Martha Stewart Member
April 15, 2018
My duck was done after 50 minutes TOTAL. Please make sure to check on your duck regularly and you're using a leave-in thermometer, or you're going to be disappointed. I'll use this method again, but I can't recommend this specific recipe because I would have ended up with a burnt duck. Please fix it, or remove it from the website.
Martha Stewart Member
April 15, 2018
This whole recipe us so poorly written, I'm surprised it's still on this website. The steps list to do something, and then the next step is a bit more detail on how to do the previous step.

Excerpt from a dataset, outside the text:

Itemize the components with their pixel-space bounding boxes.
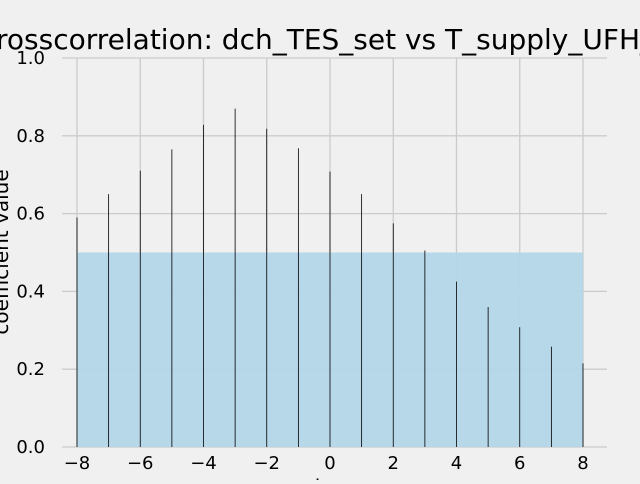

Just include that information in the original step! Based on how it's written, I would have no idea if the duck needs to be roasted for 100 or 150 minutes. It should say something like "roast breast up for 25 minutes, then flip over. Roast breast-down for additional 25 minutes, then drain, etc, then flip over again and finish roasting breast-up for about 50 minutes, or until 165 F. Please fix the layout of this recipe. The picture looks amazing, but I have significant doubts that mine will turn out.
Martha Stewart Member
December 25, 2017
I have used this recipe several times, it is my go to recipe when cooking a whole duck. It is easy and the Duck is great! not sure why others are having a problem. Have used this recipe at least 5 different times and it has turned out great each time.
Martha Stewart Member
December 11, 2016
I cannot recommend this recipe. I got through step 6 and took the bird's temp before putting it back in for the final 50 minutes. It was already very overcooked and the skin was very soggy. Essentially, the duck was ruined. I'm hoping to salvage the duck fat, and I used the carcass for stock, but the meat was very disappointing.
Martha Stewart Member
November 24, 2016
Three 50-minute sessions at 425 degrees? Do you really mean that or did I miss something?
Martha Stewart Member
November 19, 2016
Most importantly, DO NOT PLACE FOIL ON THE BOTTOM OF YOUR OVEN. I followed the instructions and I now have melted foil stuck to the bottom of my oven. I don't even want to know what it will cost to replace. Thanks, Martha.
Martha Stewart Member
November 7, 2013
When I made Peking duck I was given a tip from the butcher about an easy may to get the fat out. He said before cooking to take a ball pump needle with a hand pump and slide it under the skin in several places 10 to 12 and pump air in, this will release the skin from the meat. It worked great, and I had a wonderful duck.